Salle Pleyel, mercredi 4 avril 2012

Radu Lupu - Photo : DR

Johannes Brahms convient décidément à la perfection à l’Orchestre de Paris et à son directeur musical Paavo Järvi. A l’instar du concert du 25 janvier, où étaient inscrites deux autres œuvres de Brahms, le Concerto pour violon et la Symphonie n° 2, Järvi a disposé premiers et seconds violons de chaque côté du plateau, violoncelles entre les premiers et les altos et les contrebasses derrière les premiers. Comme voilà deux mois, le chef estonien a ouvert la soirée sur l’une des symphonies parisiennes de Joseph Haydn.
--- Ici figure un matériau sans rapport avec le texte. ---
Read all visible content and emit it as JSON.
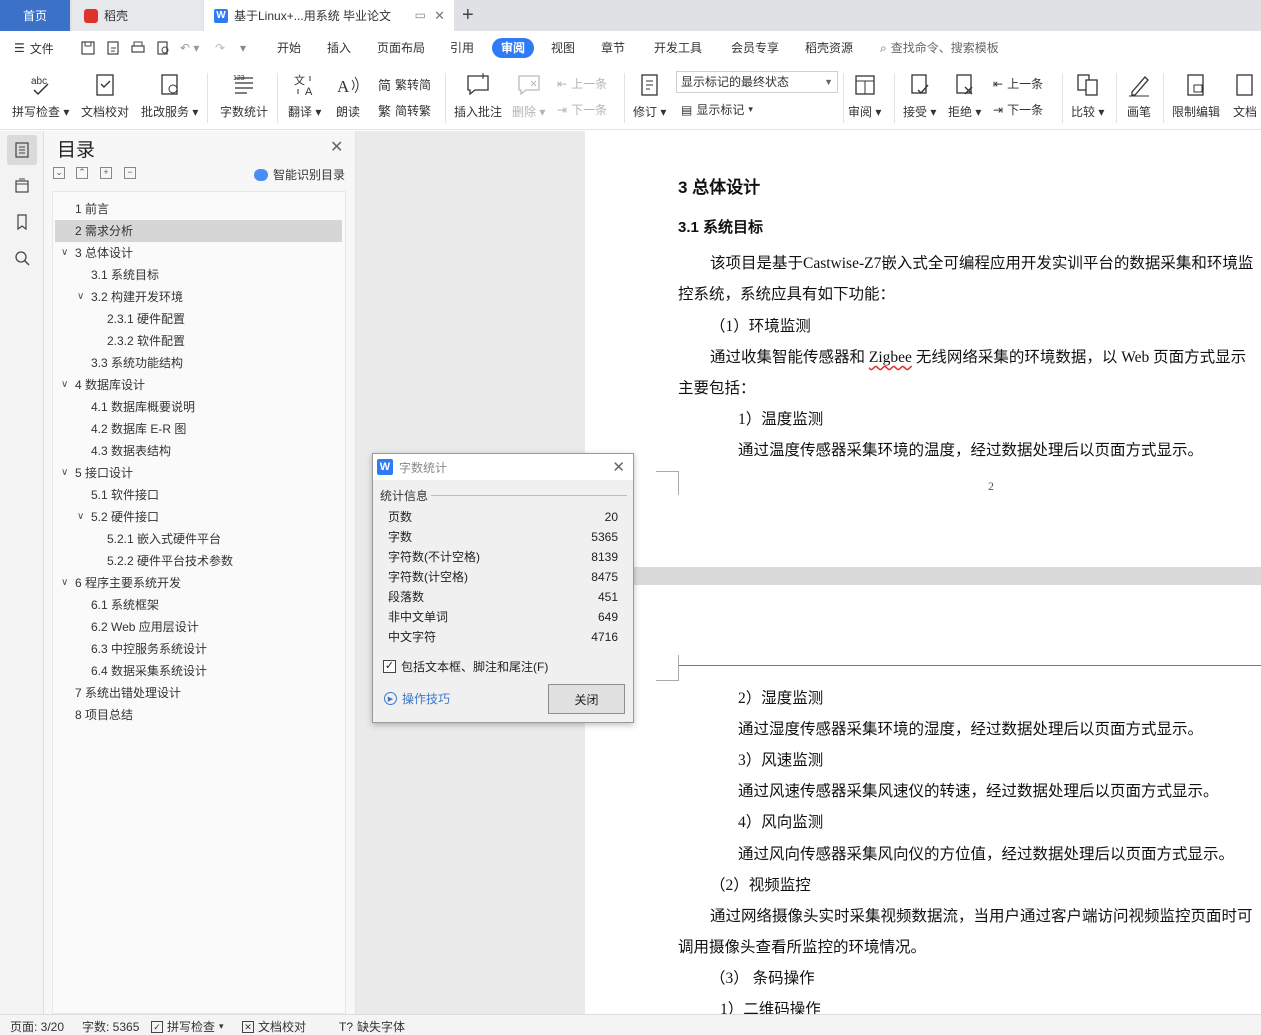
{
  "tabs": {
    "home": "首页",
    "daoke": "稻壳",
    "doc": "基于Linux+...用系统 毕业论文"
  },
  "menu": {
    "file": "文件",
    "items": [
      "开始",
      "插入",
      "页面布局",
      "引用",
      "审阅",
      "视图",
      "章节",
      "开发工具",
      "会员专享",
      "稻壳资源"
    ],
    "search": "查找命令、搜索模板"
  },
  "ribbon": {
    "spellcheck": "拼写检查",
    "proofread": "文档校对",
    "batch": "批改服务",
    "wordcount": "字数统计",
    "translate": "翻译",
    "read": "朗读",
    "to_traditional": "繁转简",
    "to_simplified": "简转繁",
    "insert_comment": "插入批注",
    "delete": "删除",
    "prev": "上一条",
    "next": "下一条",
    "revise": "修订",
    "markup_select": "显示标记的最终状态",
    "show_markup": "显示标记",
    "review": "审阅",
    "accept": "接受",
    "reject": "拒绝",
    "prev2": "上一条",
    "next2": "下一条",
    "compare": "比较",
    "pen": "画笔",
    "restrict": "限制编辑",
    "doc_more": "文档"
  },
  "toc": {
    "title": "目录",
    "smart": "智能识别目录",
    "items": [
      {
        "text": "1  前言",
        "level": 1,
        "chev": ""
      },
      {
        "text": "2  需求分析",
        "level": 1,
        "chev": "",
        "selected": true
      },
      {
        "text": "3  总体设计",
        "level": 1,
        "chev": "v"
      },
      {
        "text": "3.1  系统目标",
        "level": 2,
        "chev": ""
      },
      {
        "text": "3.2  构建开发环境",
        "level": 2,
        "chev": "v"
      },
      {
        "text": "2.3.1 硬件配置",
        "level": 3,
        "chev": ""
      },
      {
        "text": "2.3.2 软件配置",
        "level": 3,
        "chev": ""
      },
      {
        "text": "3.3  系统功能结构",
        "level": 2,
        "chev": ""
      },
      {
        "text": "4  数据库设计",
        "level": 1,
        "chev": "v"
      },
      {
        "text": "4.1  数据库概要说明",
        "level": 2,
        "chev": ""
      },
      {
        "text": "4.2  数据库 E-R 图",
        "level": 2,
        "chev": ""
      },
      {
        "text": "4.3  数据表结构",
        "level": 2,
        "chev": ""
      },
      {
        "text": "5  接口设计",
        "level": 1,
        "chev": "v"
      },
      {
        "text": "5.1 软件接口",
        "level": 2,
        "chev": ""
      },
      {
        "text": "5.2 硬件接口",
        "level": 2,
        "chev": "v"
      },
      {
        "text": "5.2.1  嵌入式硬件平台",
        "level": 3,
        "chev": ""
      },
      {
        "text": "5.2.2  硬件平台技术参数",
        "level": 3,
        "chev": ""
      },
      {
        "text": "6  程序主要系统开发",
        "level": 1,
        "chev": "v"
      },
      {
        "text": "6.1  系统框架",
        "level": 2,
        "chev": ""
      },
      {
        "text": "6.2 Web 应用层设计",
        "level": 2,
        "chev": ""
      },
      {
        "text": "6.3  中控服务系统设计",
        "level": 2,
        "chev": ""
      },
      {
        "text": "6.4  数据采集系统设计",
        "level": 2,
        "chev": ""
      },
      {
        "text": "7  系统出错处理设计",
        "level": 1,
        "chev": ""
      },
      {
        "text": "8  项目总结",
        "level": 1,
        "chev": ""
      }
    ]
  },
  "document": {
    "h1": "3  总体设计",
    "h2": "3.1  系统目标",
    "p1a": "该项目是基于Castwise-Z7嵌入式全可编程应用开发实训平台的数据采集和环境监",
    "p1b": "控系统，系统应具有如下功能：",
    "item1": "（1）环境监测",
    "p2a_pre": "通过收集智能传感器和 ",
    "p2a_word": "Zigbee",
    "p2a_post": " 无线网络采集的环境数据，以 Web 页面方式显示",
    "p2b": "主要包括：",
    "sub1": "1）温度监测",
    "sub1_text": "通过温度传感器采集环境的温度，经过数据处理后以页面方式显示。",
    "page_number": "2",
    "sub2": "2）湿度监测",
    "sub2_text": "通过湿度传感器采集环境的湿度，经过数据处理后以页面方式显示。",
    "sub3": "3）风速监测",
    "sub3_text": "通过风速传感器采集风速仪的转速，经过数据处理后以页面方式显示。",
    "sub4": "4）风向监测",
    "sub4_text": "通过风向传感器采集风向仪的方位值，经过数据处理后以页面方式显示。",
    "item2": "（2）视频监控",
    "p3a": "通过网络摄像头实时采集视频数据流，当用户通过客户端访问视频监控页面时可",
    "p3b": "调用摄像头查看所监控的环境情况。",
    "item3": "（3）  条码操作",
    "sub5": "1）二维码操作"
  },
  "dialog": {
    "title": "字数统计",
    "section": "统计信息",
    "rows": [
      {
        "label": "页数",
        "value": "20"
      },
      {
        "label": "字数",
        "value": "5365"
      },
      {
        "label": "字符数(不计空格)",
        "value": "8139"
      },
      {
        "label": "字符数(计空格)",
        "value": "8475"
      },
      {
        "label": "段落数",
        "value": "451"
      },
      {
        "label": "非中文单词",
        "value": "649"
      },
      {
        "label": "中文字符",
        "value": "4716"
      }
    ],
    "include_label": "包括文本框、脚注和尾注(F)",
    "include_checked": true,
    "tips": "操作技巧",
    "close": "关闭"
  },
  "status": {
    "page": "页面: 3/20",
    "words": "字数: 5365",
    "spellcheck": "拼写检查",
    "proofread": "文档校对",
    "missing_font": "缺失字体"
  },
  "colors": {
    "accent": "#2f7bf5",
    "home_tab": "#3b72c7",
    "wps_red": "#e0322d"
  }
}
Cette fois, dix semaines après « La Poule », c’était au tour de « La Reine de France », en fait la Symphonie n° 85 en si bémol majeur surnommée ainsi dès la première publication du cursus des six symphonies dites Parisiennes en 1788 parce que celle-ci comptait parmi les partitions favorites de Marie-Antoinette, qui, selon la légende, aurait eu pour habitude d’en jouer tous les jours dans sa cellule de la prison du Temple une transcription pour clavecin. En effectif réduit conforme à la formation type Mannheim, l’Orchestre de Paris a donné une interprétation alerte, virevoltante, dans l’esprit « Ancien Régime » que Haydn célèbre ici tout en restant dans le style classique qu’il a lui-même cristallisé et que Johannes Brahms a repris pour le porter en apothéose.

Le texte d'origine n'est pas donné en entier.